Importante riorganizzazione dal Lussemburgo alla Svizzera dei business del trading fashion della famiglia Maramotti, fra l’altro azionista rilevante di Credem e proprietaria del gruppo di moda Max Mara.
Qualche giorno fa nel Granducato è stato depositato il progetto di trasferimento di ramo d’azienda della International Fashion Trading sarl a favore della svizzera International Fashion Trading sa.
Il progetto è stato depositato da Vania Baravini, amministratrice della lussemburghese e Giovanni Cabassa per la società elvetica e prevede il trasferimento dalla prima, costituita nel 1995, dell’insieme delle attività commerciali e di distribuzione nel settore dell’industria tessile a favore della seconda, che è stata fondata nello stesso anno a Bioggio (Canton Ticino).
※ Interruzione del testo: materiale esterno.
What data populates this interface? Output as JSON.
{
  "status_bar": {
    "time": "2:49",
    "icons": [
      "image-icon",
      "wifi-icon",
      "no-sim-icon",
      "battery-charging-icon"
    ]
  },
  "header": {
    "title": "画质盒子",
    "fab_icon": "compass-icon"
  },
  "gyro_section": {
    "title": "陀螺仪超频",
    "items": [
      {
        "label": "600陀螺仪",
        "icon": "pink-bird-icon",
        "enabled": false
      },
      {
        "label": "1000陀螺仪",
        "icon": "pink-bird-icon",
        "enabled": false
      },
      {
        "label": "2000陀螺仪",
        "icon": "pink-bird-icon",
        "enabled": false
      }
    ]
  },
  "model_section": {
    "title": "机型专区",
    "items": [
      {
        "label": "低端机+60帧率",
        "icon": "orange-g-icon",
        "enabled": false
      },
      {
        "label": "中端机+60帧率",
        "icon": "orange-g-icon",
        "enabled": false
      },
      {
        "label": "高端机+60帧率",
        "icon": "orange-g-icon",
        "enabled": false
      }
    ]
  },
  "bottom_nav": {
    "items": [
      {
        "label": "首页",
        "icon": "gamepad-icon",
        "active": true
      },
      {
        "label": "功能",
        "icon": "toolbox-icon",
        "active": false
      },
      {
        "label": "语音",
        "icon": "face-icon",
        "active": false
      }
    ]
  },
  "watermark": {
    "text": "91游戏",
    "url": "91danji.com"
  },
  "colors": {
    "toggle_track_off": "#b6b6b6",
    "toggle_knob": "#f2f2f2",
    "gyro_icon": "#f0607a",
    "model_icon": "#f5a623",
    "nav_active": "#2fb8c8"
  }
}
Ciò significa che la lussemburghese cesserà ogni attività ma continuerà a essere iscritta al registro del commercio del Granducato per adempiere le formalità fiscali e legali. Il capitale della lussemburghese è di 558 milioni di euro e quello della società svizzera di 350 mila euro.
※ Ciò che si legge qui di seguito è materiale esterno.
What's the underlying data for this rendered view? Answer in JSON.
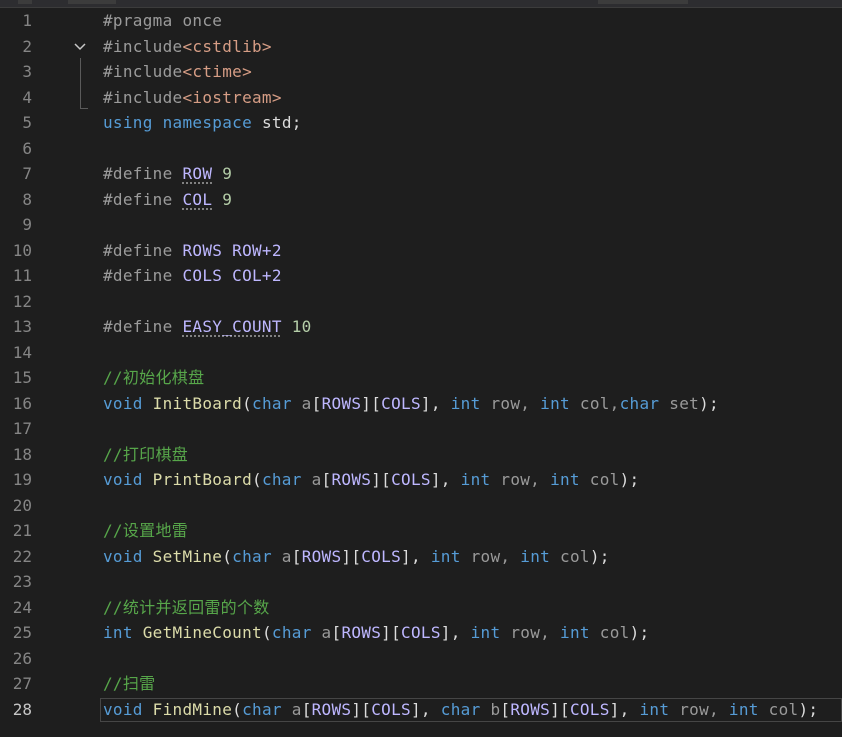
{
  "editor": {
    "current_line": 28,
    "colors": {
      "background": "#1e1e1e",
      "keyword": "#569cd6",
      "function": "#dcdcaa",
      "string": "#d69d85",
      "macro": "#beb7ff",
      "number": "#b5cea8",
      "comment": "#57a64a",
      "line_number": "#858585"
    },
    "fold_icon": "chevron-down-icon",
    "lines": [
      {
        "n": "1",
        "tokens": [
          {
            "t": "#pragma once",
            "c": "pre"
          }
        ]
      },
      {
        "n": "2",
        "tokens": [
          {
            "t": "#include",
            "c": "pre"
          },
          {
            "t": "<cstdlib>",
            "c": "str"
          }
        ]
      },
      {
        "n": "3",
        "tokens": [
          {
            "t": "#include",
            "c": "pre"
          },
          {
            "t": "<ctime>",
            "c": "str"
          }
        ]
      },
      {
        "n": "4",
        "tokens": [
          {
            "t": "#include",
            "c": "pre"
          },
          {
            "t": "<iostream>",
            "c": "str"
          }
        ]
      },
      {
        "n": "5",
        "tokens": [
          {
            "t": "using",
            "c": "kw"
          },
          {
            "t": " ",
            "c": "id"
          },
          {
            "t": "namespace",
            "c": "kw"
          },
          {
            "t": " std;",
            "c": "id"
          }
        ]
      },
      {
        "n": "6",
        "tokens": []
      },
      {
        "n": "7",
        "tokens": [
          {
            "t": "#define ",
            "c": "pre"
          },
          {
            "t": "ROW",
            "c": "macro",
            "sq": true
          },
          {
            "t": " 9",
            "c": "num"
          }
        ]
      },
      {
        "n": "8",
        "tokens": [
          {
            "t": "#define ",
            "c": "pre"
          },
          {
            "t": "COL",
            "c": "macro",
            "sq": true
          },
          {
            "t": " 9",
            "c": "num"
          }
        ]
      },
      {
        "n": "9",
        "tokens": []
      },
      {
        "n": "10",
        "tokens": [
          {
            "t": "#define ",
            "c": "pre"
          },
          {
            "t": "ROWS",
            "c": "macro"
          },
          {
            "t": " ROW+2",
            "c": "macro"
          }
        ]
      },
      {
        "n": "11",
        "tokens": [
          {
            "t": "#define ",
            "c": "pre"
          },
          {
            "t": "COLS",
            "c": "macro"
          },
          {
            "t": " COL+2",
            "c": "macro"
          }
        ]
      },
      {
        "n": "12",
        "tokens": []
      },
      {
        "n": "13",
        "tokens": [
          {
            "t": "#define ",
            "c": "pre"
          },
          {
            "t": "EASY_COUNT",
            "c": "macro",
            "sq": true
          },
          {
            "t": " 10",
            "c": "num"
          }
        ]
      },
      {
        "n": "14",
        "tokens": []
      },
      {
        "n": "15",
        "tokens": [
          {
            "t": "//初始化棋盘",
            "c": "cm"
          }
        ]
      },
      {
        "n": "16",
        "tokens": [
          {
            "t": "void",
            "c": "kw"
          },
          {
            "t": " ",
            "c": "id"
          },
          {
            "t": "InitBoard",
            "c": "fn"
          },
          {
            "t": "(",
            "c": "punct"
          },
          {
            "t": "char",
            "c": "kw"
          },
          {
            "t": " a",
            "c": "param"
          },
          {
            "t": "[",
            "c": "punct"
          },
          {
            "t": "ROWS",
            "c": "macro"
          },
          {
            "t": "][",
            "c": "punct"
          },
          {
            "t": "COLS",
            "c": "macro"
          },
          {
            "t": "], ",
            "c": "punct"
          },
          {
            "t": "int",
            "c": "kw"
          },
          {
            "t": " row, ",
            "c": "param"
          },
          {
            "t": "int",
            "c": "kw"
          },
          {
            "t": " col,",
            "c": "param"
          },
          {
            "t": "char",
            "c": "kw"
          },
          {
            "t": " set",
            "c": "param"
          },
          {
            "t": ");",
            "c": "punct"
          }
        ]
      },
      {
        "n": "17",
        "tokens": []
      },
      {
        "n": "18",
        "tokens": [
          {
            "t": "//打印棋盘",
            "c": "cm"
          }
        ]
      },
      {
        "n": "19",
        "tokens": [
          {
            "t": "void",
            "c": "kw"
          },
          {
            "t": " ",
            "c": "id"
          },
          {
            "t": "PrintBoard",
            "c": "fn"
          },
          {
            "t": "(",
            "c": "punct"
          },
          {
            "t": "char",
            "c": "kw"
          },
          {
            "t": " a",
            "c": "param"
          },
          {
            "t": "[",
            "c": "punct"
          },
          {
            "t": "ROWS",
            "c": "macro"
          },
          {
            "t": "][",
            "c": "punct"
          },
          {
            "t": "COLS",
            "c": "macro"
          },
          {
            "t": "], ",
            "c": "punct"
          },
          {
            "t": "int",
            "c": "kw"
          },
          {
            "t": " row, ",
            "c": "param"
          },
          {
            "t": "int",
            "c": "kw"
          },
          {
            "t": " col",
            "c": "param"
          },
          {
            "t": ");",
            "c": "punct"
          }
        ]
      },
      {
        "n": "20",
        "tokens": []
      },
      {
        "n": "21",
        "tokens": [
          {
            "t": "//设置地雷",
            "c": "cm"
          }
        ]
      },
      {
        "n": "22",
        "tokens": [
          {
            "t": "void",
            "c": "kw"
          },
          {
            "t": " ",
            "c": "id"
          },
          {
            "t": "SetMine",
            "c": "fn"
          },
          {
            "t": "(",
            "c": "punct"
          },
          {
            "t": "char",
            "c": "kw"
          },
          {
            "t": " a",
            "c": "param"
          },
          {
            "t": "[",
            "c": "punct"
          },
          {
            "t": "ROWS",
            "c": "macro"
          },
          {
            "t": "][",
            "c": "punct"
          },
          {
            "t": "COLS",
            "c": "macro"
          },
          {
            "t": "], ",
            "c": "punct"
          },
          {
            "t": "int",
            "c": "kw"
          },
          {
            "t": " row, ",
            "c": "param"
          },
          {
            "t": "int",
            "c": "kw"
          },
          {
            "t": " col",
            "c": "param"
          },
          {
            "t": ");",
            "c": "punct"
          }
        ]
      },
      {
        "n": "23",
        "tokens": []
      },
      {
        "n": "24",
        "tokens": [
          {
            "t": "//统计并返回雷的个数",
            "c": "cm"
          }
        ]
      },
      {
        "n": "25",
        "tokens": [
          {
            "t": "int",
            "c": "kw"
          },
          {
            "t": " ",
            "c": "id"
          },
          {
            "t": "GetMineCount",
            "c": "fn"
          },
          {
            "t": "(",
            "c": "punct"
          },
          {
            "t": "char",
            "c": "kw"
          },
          {
            "t": " a",
            "c": "param"
          },
          {
            "t": "[",
            "c": "punct"
          },
          {
            "t": "ROWS",
            "c": "macro"
          },
          {
            "t": "][",
            "c": "punct"
          },
          {
            "t": "COLS",
            "c": "macro"
          },
          {
            "t": "], ",
            "c": "punct"
          },
          {
            "t": "int",
            "c": "kw"
          },
          {
            "t": " row, ",
            "c": "param"
          },
          {
            "t": "int",
            "c": "kw"
          },
          {
            "t": " col",
            "c": "param"
          },
          {
            "t": ");",
            "c": "punct"
          }
        ]
      },
      {
        "n": "26",
        "tokens": []
      },
      {
        "n": "27",
        "tokens": [
          {
            "t": "//扫雷",
            "c": "cm"
          }
        ]
      },
      {
        "n": "28",
        "tokens": [
          {
            "t": "void",
            "c": "kw"
          },
          {
            "t": " ",
            "c": "id"
          },
          {
            "t": "FindMine",
            "c": "fn"
          },
          {
            "t": "(",
            "c": "punct"
          },
          {
            "t": "char",
            "c": "kw"
          },
          {
            "t": " a",
            "c": "param"
          },
          {
            "t": "[",
            "c": "punct"
          },
          {
            "t": "ROWS",
            "c": "macro"
          },
          {
            "t": "][",
            "c": "punct"
          },
          {
            "t": "COLS",
            "c": "macro"
          },
          {
            "t": "], ",
            "c": "punct"
          },
          {
            "t": "char",
            "c": "kw"
          },
          {
            "t": " b",
            "c": "param"
          },
          {
            "t": "[",
            "c": "punct"
          },
          {
            "t": "ROWS",
            "c": "macro"
          },
          {
            "t": "][",
            "c": "punct"
          },
          {
            "t": "COLS",
            "c": "macro"
          },
          {
            "t": "], ",
            "c": "punct"
          },
          {
            "t": "int",
            "c": "kw"
          },
          {
            "t": " row, ",
            "c": "param"
          },
          {
            "t": "int",
            "c": "kw"
          },
          {
            "t": " col",
            "c": "param"
          },
          {
            "t": ");",
            "c": "punct"
          }
        ]
      }
    ]
  }
}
Il controvalore del ramo d’azienda trasferito è di un attivo di 94,8 milioni e di un passivo di 34,7 milioni per un attivo netto contabile di 60,1 milioni. A fronte del quale la società elvetica aumenterà il capitale emettendo 60 mila 102 nuove azioni ordinarie del valore nominale di mille euro cadauna a favore della società del Granducato. «Lo scopo dell’operazione - si legge nel progetto - è di concentrare le attività descritte in Svizzera e favorirne una gestione più strutturata sul piano commerciale e organizzativo». (riproduzione riservata)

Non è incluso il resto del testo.